Worst of all, the proposed rules show a keen disregard, by European governments, of their citizens’ right to privacy at a time when they seem to be genuinely dismayed at the intrusion tactics of governmental spying agencies.



[2] In the UK, the provisions of the Third Money Laundering Directive has been implemented primarily through secondary legislation issued by the Treasury (The Money Laundering Regulations 2007), available online at: http://www.legislation.gov.uk/uksi/2007/2157/regulation/3/made

[3] In Ireland, the Third Money Laundering Directive was implemented into domestic law by The Criminal Justice (Money Laundering and Terrorist Financing) Act 2010 (as amended by the Criminal Justice Act 2013) which first came into force on 15 July 2010 (available online at: http://www.irishstatutebook.ie/pdf/2010/en.act.2010.0006.pdf)

[4] Italy was the first continental European country to formally recognise trusts.  As far the Third Money Laundering Directive is concerned, this was transposed into domestic law by Law Decree 21 November 207, n. 231.

[5] Art 43 of the Code of Due Diligence issued by the Swiss Bankers Association provides as follows: ‘in the case of associations of individuals or asset-holding entities and foundations where no specific individuals or entities are the beneficial owners (e.g. discretionary trusts), the contracting partner must be required to provide a written declaration that this is the case, rather than identifying the beneficial owner.
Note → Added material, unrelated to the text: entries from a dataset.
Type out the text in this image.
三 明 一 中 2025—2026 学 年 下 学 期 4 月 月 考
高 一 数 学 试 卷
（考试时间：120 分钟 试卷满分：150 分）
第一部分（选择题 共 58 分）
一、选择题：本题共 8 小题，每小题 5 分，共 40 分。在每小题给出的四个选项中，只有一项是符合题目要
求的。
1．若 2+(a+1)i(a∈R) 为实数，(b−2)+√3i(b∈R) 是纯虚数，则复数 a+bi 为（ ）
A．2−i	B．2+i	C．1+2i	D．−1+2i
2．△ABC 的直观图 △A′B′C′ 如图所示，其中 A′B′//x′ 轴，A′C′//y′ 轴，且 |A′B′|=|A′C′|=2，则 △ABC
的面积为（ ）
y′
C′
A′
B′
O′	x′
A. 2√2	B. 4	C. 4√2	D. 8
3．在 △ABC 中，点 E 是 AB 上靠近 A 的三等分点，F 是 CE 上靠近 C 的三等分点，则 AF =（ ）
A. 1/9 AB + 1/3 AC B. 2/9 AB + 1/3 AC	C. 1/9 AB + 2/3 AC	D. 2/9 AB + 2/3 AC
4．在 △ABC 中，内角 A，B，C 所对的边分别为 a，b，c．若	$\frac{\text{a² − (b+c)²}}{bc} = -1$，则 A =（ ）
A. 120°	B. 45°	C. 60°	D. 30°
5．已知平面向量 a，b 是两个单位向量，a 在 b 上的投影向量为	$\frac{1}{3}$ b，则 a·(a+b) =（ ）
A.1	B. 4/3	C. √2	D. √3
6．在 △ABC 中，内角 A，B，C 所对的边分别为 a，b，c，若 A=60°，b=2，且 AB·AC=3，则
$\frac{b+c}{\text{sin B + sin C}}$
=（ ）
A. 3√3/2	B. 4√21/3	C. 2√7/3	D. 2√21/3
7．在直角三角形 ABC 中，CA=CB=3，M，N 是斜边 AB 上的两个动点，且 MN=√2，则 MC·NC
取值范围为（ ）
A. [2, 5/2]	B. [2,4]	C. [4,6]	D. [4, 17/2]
The declaration must also contain information about the actual founders (and not those acting in a fiduciary capacity) and, if identifiable, those individuals or entities that are empowered to issue instructions to the contracting partner or its corporate bodies, as well as those persons or entities that are potential beneficiaries (by category, e.g. “members of the founder’s family”).  Any curators, protectors, etc. must also be listed in this declaration.’

[6] (Pierre Lepaulle, Traité théorique et pratique des trusts an droit interne, en droit fiscal et en droit international, Paris 1932, p.113).

[7] Law of Property Act 1925, ss 1(6) and 19.

[8] See ss. 330 and 334 of the Proceeds of Crimes Act, 2002.

[9] Art. 14 of the ‘la loi de finances rectificative 2011’ N°2011-900 dated 29 July 2011 introduced a number of new provisions into the French Tax Code.